Millennials helped fuel the rise of wellness culture by embracing healthy eating, organic products and the idea that food could be both nutritious and fashionable. Social media amplified these trends as they posted beautiful photos of their ‘Instagram-worthy’ meals.

Gen Z shares many of those interests, but their priorities are broader. Health and wellness remain important, but growing up in a world shaped by climate concerns, economic uncertainty and constant digital connectivity has influenced how they think about consumption.

They are asking different questions: Where does this product come from? How was it produced? Is it worth the money? For food producers, these shifts matter and we need to understand them and how they impact the demand for a product.

Beyond nutrition

For decades, fresh produce marketing largely focused on product attributes. We told consumers that something was healthy, nutritious or high quality and assumed that would be enough. But it no longer is.
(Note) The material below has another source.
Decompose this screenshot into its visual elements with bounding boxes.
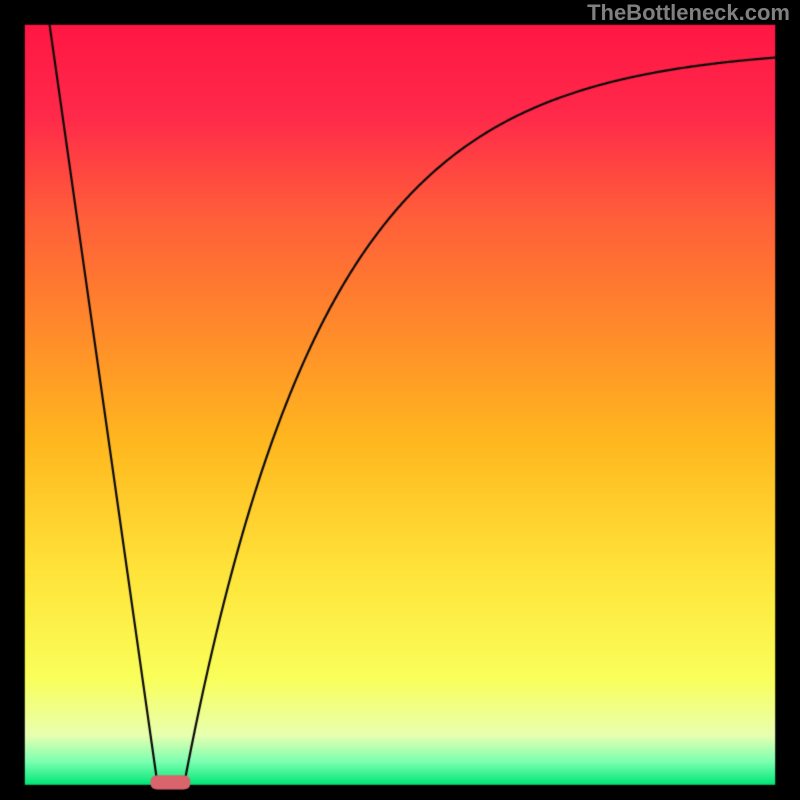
bottleneck-chart-canvas	[0, 0, 800, 800]
watermark-text: TheBottleneck.com	[587, 0, 790, 26]
chart-container: TheBottleneck.com	[0, 0, 800, 800]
Consumers today are surrounded by choice, and nutritional benefits alone rarely differentiate a product because every fruit and vegetable can make some form of health claim. What sets products apart is their ability to connect with broader consumer values and lifestyles. This is particularly relevant for agricultural products that have historically struggled to attract younger consumers.

The grapefruit challenge

As grapefruit growers, we have experienced this challenge firsthand. For years, grapefruit has been associated with older generations, winter breakfasts, and cold-and-flu remedies. Yet many of the characteristics that resonate with younger consumers already exist within the category.

Grapefruit is versatile, affordable and nutrient-rich. It can be incorporated into everything from salads and smoothies to desserts and summer drinks. It also has a relatively long shelf life, which helps to reduce household food waste, an increasingly important consideration for environmentally conscious consumers.
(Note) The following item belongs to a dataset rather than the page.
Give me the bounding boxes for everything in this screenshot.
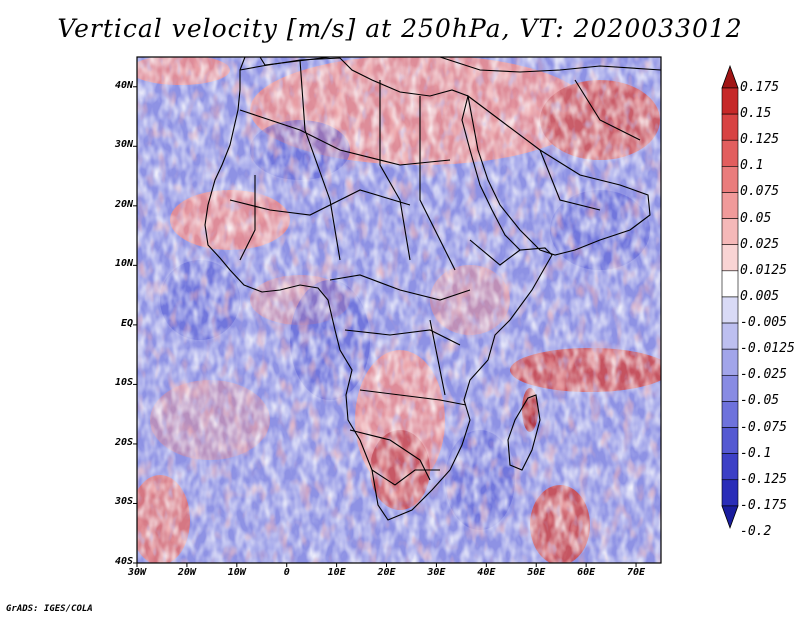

At a time when younger consumers are becoming more mindful of the environmental impact of their purchasing decisions, these attributes matter. They are thinking about reducing waste, maximising the use of what they buy, and supporting food systems that are produced responsibly.

Changing the conversation

This creates an opportunity for categories that may not traditionally have been associated with younger consumers. The challenge is not to change the product, but to change the conversation around it.

We’ve already seen this shift in the way younger consumers engage with food online. Social media platforms and influencers are driving food discovery, recipe inspiration and purchasing decisions. Products that successfully show up in online conversations can quickly gain relevance among audiences that may previously have overlooked them.

Reaching younger consumers

For South African SummerStar Ruby grapefruit growers, this insight has shaped our own approach to marketing. Rather than focusing solely on the fruit itself, we have sought to position grapefruit within broader conversations around wellness, summer lifestyle and sustainability.

We launched the campaign in Europe last year, and we’re already seeing a shift in perception. During summer 2025, 67% of SummerStar Ruby's Instagram followers and 98% of its TikTok followers were between the ages of 18 and 34, suggesting that younger audiences are willing to engage with a category that has traditionally struggled to reach them.

The future of fresh produce marketing

Consumption growth won’t happen immediately and history shows that category transformation doesn’t happen overnight. Changing perceptions takes time, and marketing campaigns cannot manufacture cultural relevance in just one season. You need sustained rather than sporadic marketing efforts. I do, however, believe that the future of fresh produce marketing will belong to those who understand not only what consumers eat, but why they choose to eat it.

The avocado success story was never really about the fruit, but about a generation and the values it embraced. The same will be true for Gen Z. The food products that succeed in the coming years will not necessarily be the healthiest, the cheapest or even the most innovative.

They will be the products that best reflect the priorities, aspirations and values of a new generation of consumers.

For growers and food producers alike, that may be the most important lesson of all.